脳科学研究センター-脳研究の最前線

脳の研究を総合的に行うべく、脳科学総合研究センタが1997年に設立された。

家族性アルツハイマー病と孤発性アルツハイマー病

2024-07-26 18:47:45 | 脳科学
アルツハイマー病は、早期発症型と晩期発症型に分類されます。早期発症型は、20代後半から60歳までに発病します。60歳以降の発症は、晩期発症型と定義されます(研究者によっては65歳以降とする場合もあり、私もその方が妥当だと思いますが、ここでは60歳とします)。患者数において晩期発症が圧倒的に多いので、医療経済学的には最も重要な標的です。早期発症型は少なく、かなりの割合で「常染色体優性遺伝」に関する家族性アルツハイマー病です。
「常染色体優性遺伝」は、性別に関係なく一対の染色体の片側に遺伝子変異が存在するだけで発症するということを意味します。

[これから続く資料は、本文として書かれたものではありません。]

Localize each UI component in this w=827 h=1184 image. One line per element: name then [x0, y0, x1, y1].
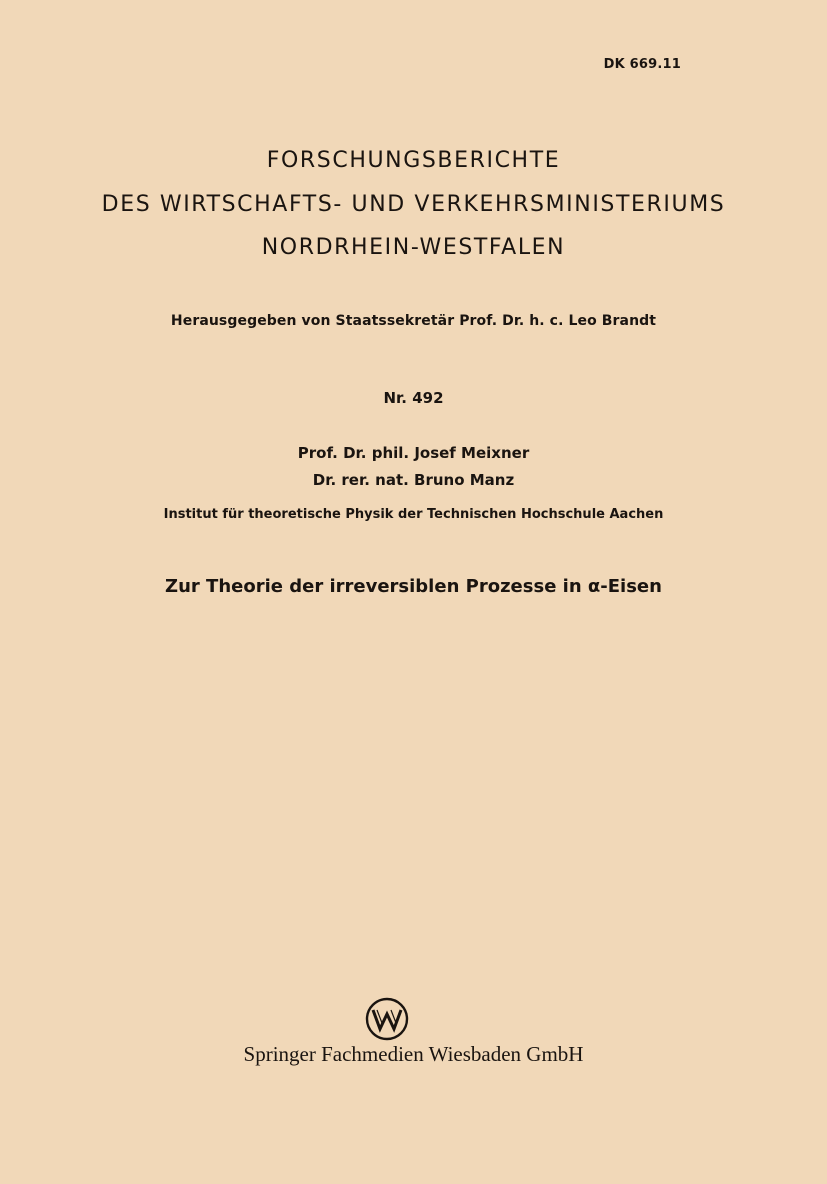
springer-w-logo-icon: [365, 997, 409, 1041]
classification-code: DK 669.11: [603, 57, 681, 72]
volume-number: Nr. 492: [383, 389, 444, 407]
publisher-name: Springer Fachmedien Wiesbaden GmbH: [243, 1042, 584, 1066]
series-title-line-3: NORDRHEIN-WESTFALEN: [261, 235, 566, 260]
editor-line: Herausgegeben von Staatssekretär Prof. Dr. h. c. Leo Brandt: [170, 313, 657, 329]
book-title: Zur Theorie der irreversiblen Prozesse in α-Eisen: [165, 576, 662, 597]
author-1: Prof. Dr. phil. Josef Meixner: [297, 444, 530, 462]
author-2: Dr. rer. nat. Bruno Manz: [312, 471, 515, 489]
series-title-line-2: DES WIRTSCHAFTS- UND VERKEHRSMINISTERIUMS: [101, 192, 726, 217]
series-title-line-1: FORSCHUNGSBERICHTE: [266, 148, 561, 173]
institute-line: Institut für theoretische Physik der Technischen Hochschule Aachen: [163, 507, 664, 522]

両親の一人が家族性アルツハイマー病であれば、子供は二分の一の確率で発症することになります。将来、私は家族性病も予防・治療可能になるという信念があります。家族性アルツハイマー病患者は、正常に成長し成人に達した後に、30歳頃から60歳頃にかけて発症します。生まれる前から原因遺伝子変異を有するわけですから、潜伏期間が30年以上あることになります。この長期間にわたるプロセスを科学的・蓋然的に捕捉することは大変重要であると同時に困難な課題です。
一方、明確な遺伝性のないものを孤発性アルツハイマー病と呼び、晩期発症型の大半が、これに相当します。孤発性アルツハイマー病は85歳を過ぎると罹患率が急増します。家族性アルツハイマー病のタイムスケールに基づいて類推すると、原因は50歳代頃あるいはそれ以前からすでに始まっていることになります。親近者にアルツハイマー病気患者がいても、明確な遺伝性が認められない限りはあくまで孤発性アルツハイマー病です。今のところ、劣性遺伝する家族性アルツハイマー病は見いだされてはいません。